Software being used by large organisations including the US Army and UK Labour Party is being supplied by a company based in Russia using Russian servers, it has been revealed. Thousands of smartphone applications on both Google Play and Apple iOS app stores have been found to contain code from Pushwoosh, a customer engagement tool.
Pushwoosh claimed to be based in Kensington, Maryland on LinkedIn and Facebook. However, Reuters has reported that it is actually headquartered in the Siberian town of Novosibirsk, where it registered as a data processing software company. Pushwoosh is also registered to pay taxes in Russia.
What is Pushwoosh?
Pushwoosh enables companies to profile the online activity of their app users to send them tailored push notifications. Reuters found it employs 40 people at its headquarters in Novosibirsk, despite having claimed to be based at various times in California, Washington and Maryland. It reported revenue of $2.4m last year, and on its website says it works with 80,000 clients around the world, with its code running on 2.3bn connected devices.
Pushwoosh claims it does not collect sensitive data on its users, and Reuters investigation found no evidence of the company mishandling data. However, the ongoing tensions between Russia and the West around the war in Ukraine mean the development is a troubling one for organisations using the software, particularly as Russian law allows its government to demand any data stored within its borders be handed over.

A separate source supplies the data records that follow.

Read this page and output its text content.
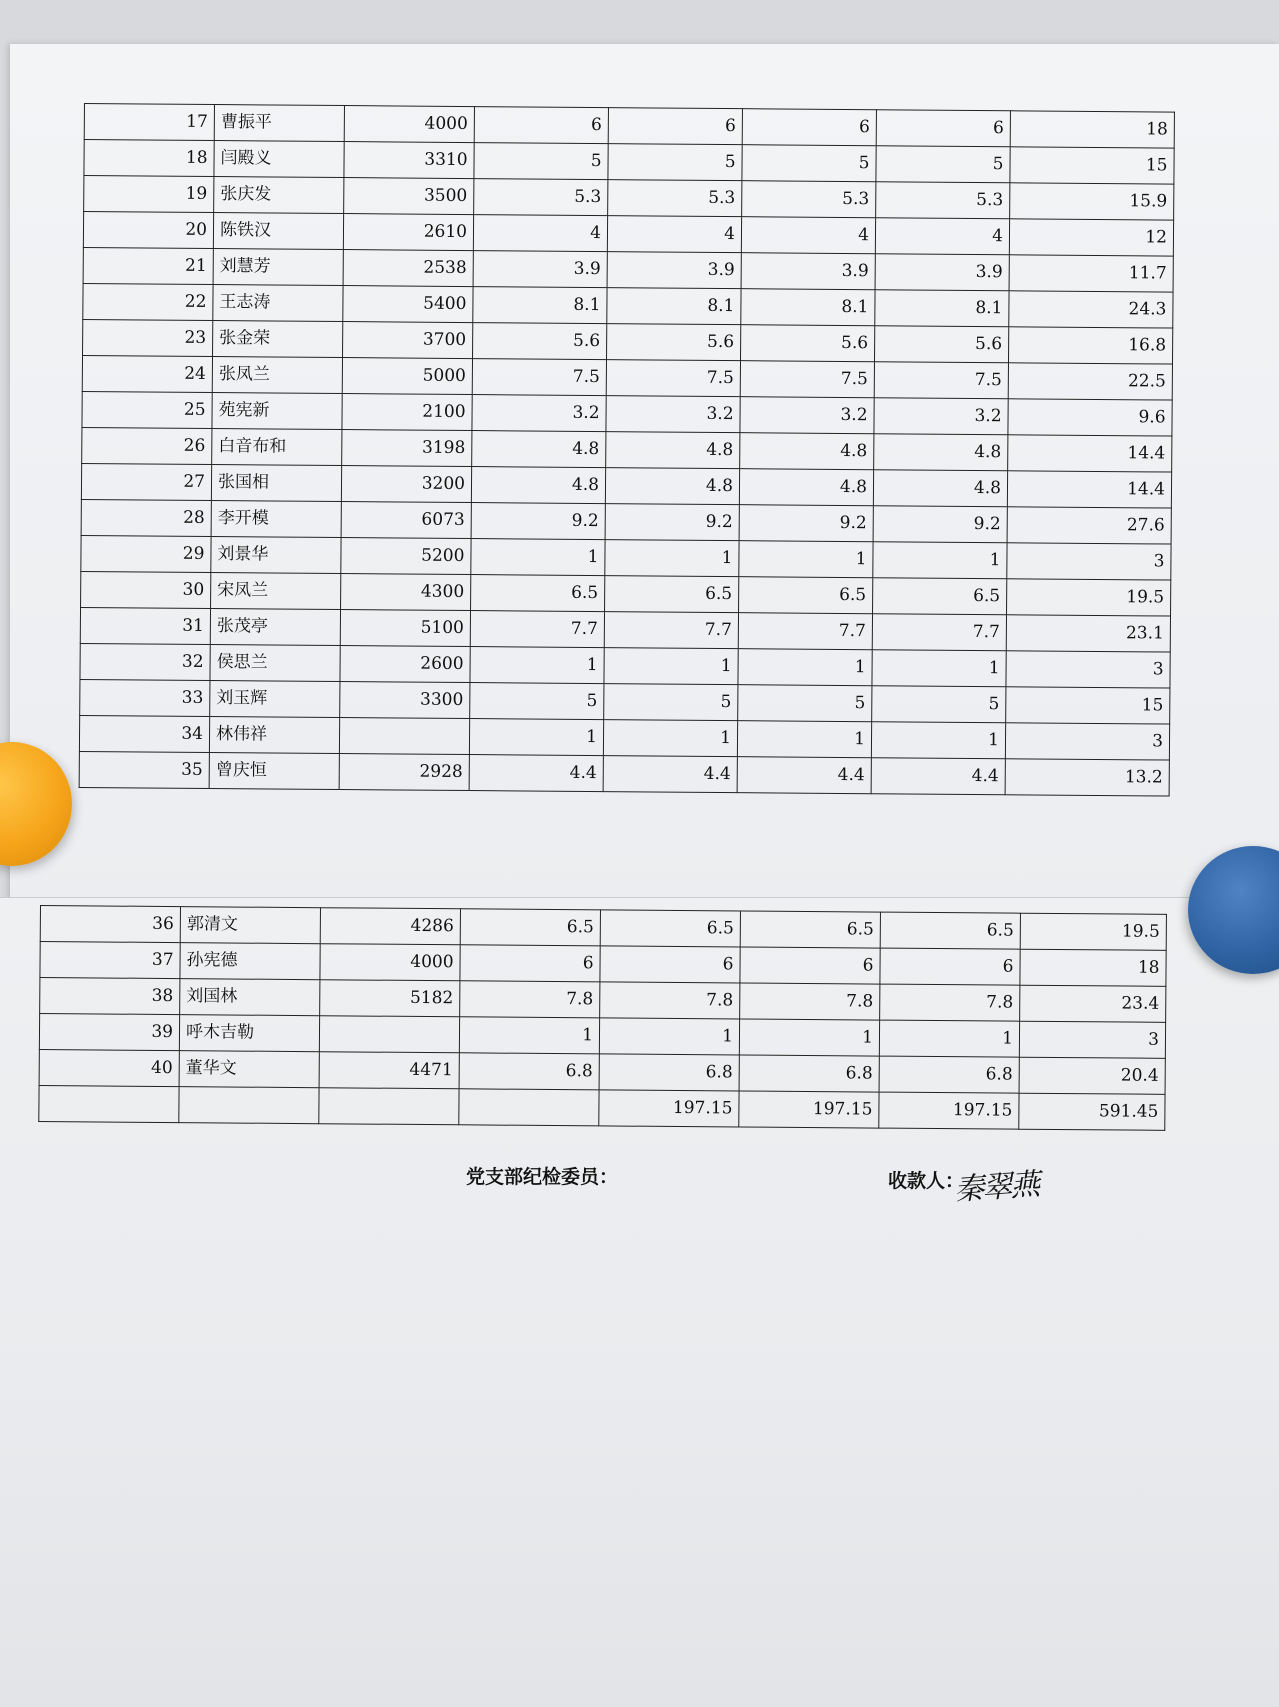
17	曹振平	4000	6	6	6	6	18
18	闫殿义	3310	5	5	5	5	15
19	张庆发	3500	5.3	5.3	5.3	5.3	15.9
20	陈铁汉	2610	4	4	4	4	12
21	刘慧芳	2538	3.9	3.9	3.9	3.9	11.7
22	王志涛	5400	8.1	8.1	8.1	8.1	24.3
23	张金荣	3700	5.6	5.6	5.6	5.6	16.8
24	张凤兰	5000	7.5	7.5	7.5	7.5	22.5
25	苑宪新	2100	3.2	3.2	3.2	3.2	9.6
26	白音布和	3198	4.8	4.8	4.8	4.8	14.4
27	张国相	3200	4.8	4.8	4.8	4.8	14.4
28	李开模	6073	9.2	9.2	9.2	9.2	27.6
29	刘景华	5200	1	1	1	1	3
30	宋凤兰	4300	6.5	6.5	6.5	6.5	19.5
31	张茂亭	5100	7.7	7.7	7.7	7.7	23.1
32	侯思兰	2600	1	1	1	1	3
33	刘玉辉	3300	5	5	5	5	15
34	林伟祥		1	1	1	1	3
35	曾庆恒	2928	4.4	4.4	4.4	4.4	13.2
36	郭清文	4286	6.5	6.5	6.5	6.5	19.5
37	孙宪德	4000	6	6	6	6	18
38	刘国林	5182	7.8	7.8	7.8	7.8	23.4
39	呼木吉勒		1	1	1	1	3
40	董华文	4471	6.8	6.8	6.8	6.8	20.4
				197.15	197.15	197.15	591.45
党支部纪检委员：	收款人：
秦翠燕
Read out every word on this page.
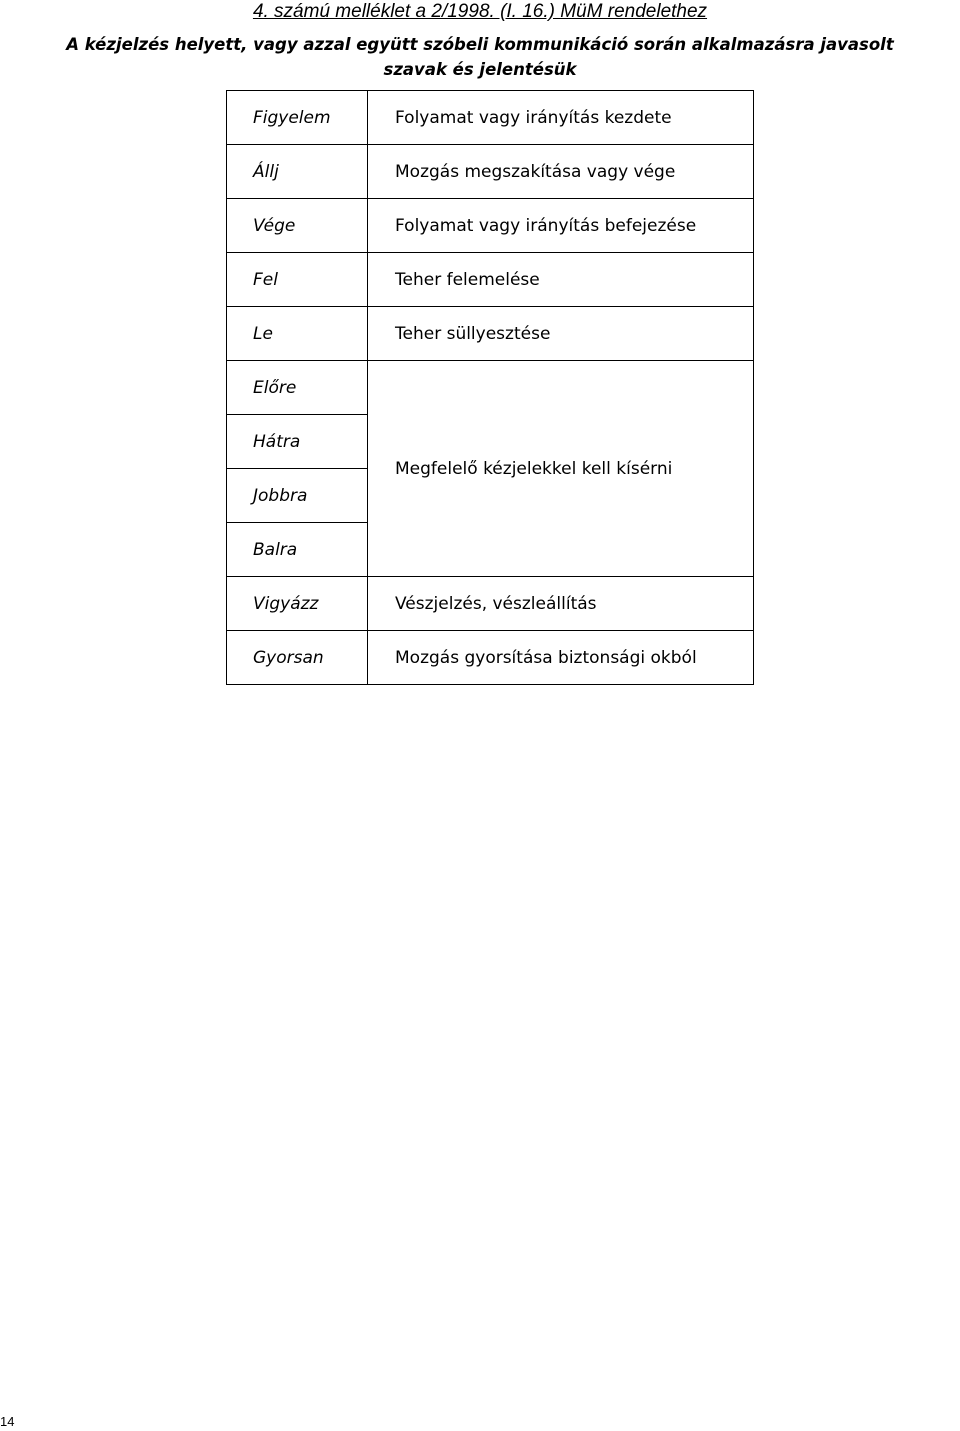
4. számú melléklet a 2/1998. (I. 16.) MüM rendelethez
A kézjelzés helyett, vagy azzal együtt szóbeli kommunikáció során alkalmazásra javasolt
szavak és jelentésük
Figyelem	Folyamat vagy irányítás kezdete
Állj	Mozgás megszakítása vagy vége
Vége	Folyamat vagy irányítás befejezése
Fel	Teher felemelése
Le	Teher süllyesztése
Előre	Megfelelő kézjelekkel kell kísérni
Hátra	
Jobbra	
Balra	
Vigyázz	Vészjelzés, vészleállítás
Gyorsan	Mozgás gyorsítása biztonsági okból
14
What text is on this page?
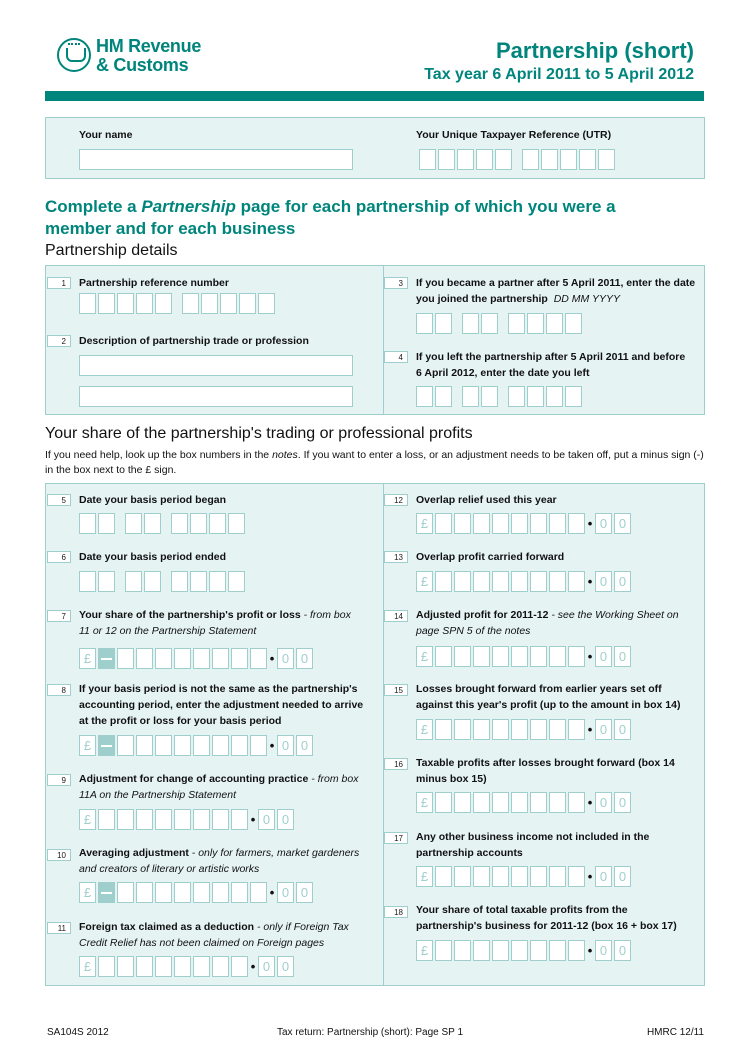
HM Revenue
& Customs
Partnership (short)
Tax year 6 April 2011 to 5 April 2012
Your name	Your Unique Taxpayer Reference (UTR)
Complete a Partnership page for each partnership of which you were a member and for each business
Partnership details
1	Partnership reference number
2	Description of partnership trade or profession
3	If you became a partner after 5 April 2011, enter the date you joined the partnership DD MM YYYY
4	If you left the partnership after 5 April 2011 and before 6 April 2012, enter the date you left
Your share of the partnership's trading or professional profits
If you need help, look up the box numbers in the notes. If you want to enter a loss, or an adjustment needs to be taken off, put a minus sign (-) in the box next to the £ sign.
5	Date your basis period began
6	Date your basis period ended
7	Your share of the partnership's profit or loss - from box 11 or 12 on the Partnership Statement
£	• 0 0
8	If your basis period is not the same as the partnership's accounting period, enter the adjustment needed to arrive at the profit or loss for your basis period
£	• 0 0
9	Adjustment for change of accounting practice - from box 11A on the Partnership Statement
£	• 0 0
10	Averaging adjustment - only for farmers, market gardeners and creators of literary or artistic works
£	• 0 0
11	Foreign tax claimed as a deduction - only if Foreign Tax Credit Relief has not been claimed on Foreign pages
£	• 0 0
12	Overlap relief used this year
£	• 0 0
13	Overlap profit carried forward
£	• 0 0
14	Adjusted profit for 2011-12 - see the Working Sheet on page SPN 5 of the notes
£	• 0 0
15	Losses brought forward from earlier years set off against this year's profit (up to the amount in box 14)
£	• 0 0
16	Taxable profits after losses brought forward (box 14 minus box 15)
£	• 0 0
17	Any other business income not included in the partnership accounts
£	• 0 0
18	Your share of total taxable profits from the partnership's business for 2011-12 (box 16 + box 17)
£	• 0 0
SA104S 2012	Tax return: Partnership (short): Page SP 1	HMRC 12/11
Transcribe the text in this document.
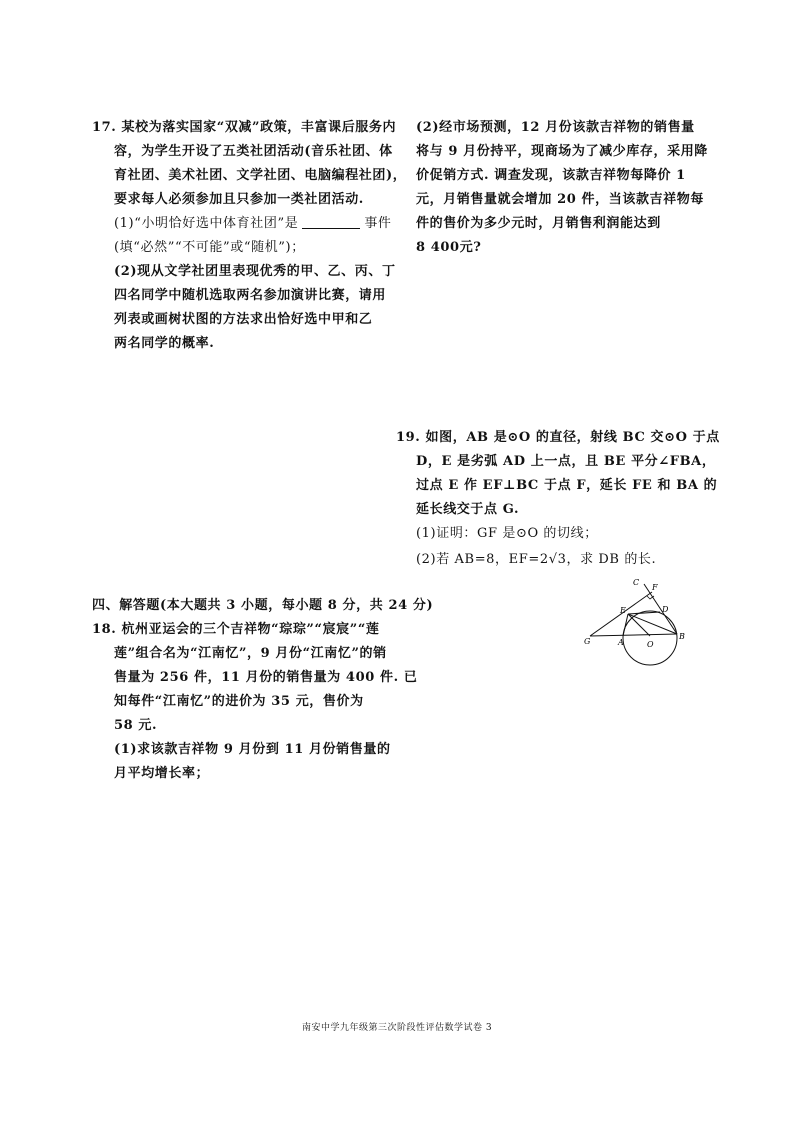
17. 某校为落实国家“双减”政策，丰富课后服务内
容，为学生开设了五类社团活动(音乐社团、体
育社团、美术社团、文学社团、电脑编程社团)，
要求每人必须参加且只参加一类社团活动.
(1)“小明恰好选中体育社团”是	事件
(填“必然”“不可能”或“随机”)；
(2)现从文学社团里表现优秀的甲、乙、丙、丁
四名同学中随机选取两名参加演讲比赛，请用
列表或画树状图的方法求出恰好选中甲和乙
两名同学的概率.
四、解答题(本大题共 3 小题，每小题 8 分，共 24 分)
18. 杭州亚运会的三个吉祥物“琮琮”“宸宸”“莲
莲”组合名为“江南忆”，9 月份“江南忆”的销
售量为 256 件，11 月份的销售量为 400 件. 已
知每件“江南忆”的进价为 35 元，售价为
58 元.
(1)求该款吉祥物 9 月份到 11 月份销售量的
月平均增长率；
(2)经市场预测，12 月份该款吉祥物的销售量
将与 9 月份持平，现商场为了减少库存，采用降
价促销方式. 调查发现，该款吉祥物每降价 1
元，月销售量就会增加 20 件，当该款吉祥物每
件的售价为多少元时，月销售利润能达到
8 400元?
19. 如图，AB 是⊙O 的直径，射线 BC 交⊙O 于点
D，E 是劣弧 AD 上一点，且 BE 平分∠FBA，
过点 E 作 EF⊥BC 于点 F，延长 FE 和 BA 的
延长线交于点 G.
(1)证明：GF 是⊙O 的切线；
(2)若 AB=8，EF=2√3，求 DB 的长.
C
F
D
E
G	A	O
B
南安中学九年级第三次阶段性评估数学试卷 3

Tech Monitor has contacted Pushwoosh for comment, but the company’s founder Max Konev has previously told Reuters that its Russian roots are not a secret. “I am proud to be Russian, I would never hide this,” he said. The company “has no connection with the Russian Government of any kind,” he continued, explaining that he stored his data in the United States and Germany.
Neither Google nor Apple immediately responded to Tech Monitor’s request for comment.
Which organisations are using Pushwoosh?
The United States’ agency for fighting major health threats, the CDC, has removed the software from seven public-facing apps after security concerns were raised. The US Army also disclosed it was forced to remove an application containing Pushwoosh code in March of this year due to similar worries. The app in question was being given to soldiers at a combat training base.
US Army Spokesperson Bryce Dubee said that a free version of Pushwoosh was used by the Army with the National Training Centre (NTC), as part of an app that was developed in 2016. “NTC reports they did not have any knowledge that Pushwoosh code was part of the app and were not aware of Pushwoosh itself or that it was a Russia-owned company,” said Dubee.
Pushwoosh code has been found in apps used by the Labour Party, European football’s governing body UEFA, and The National Rifle Association, Reuters says, as well as multinational corporation Unilever.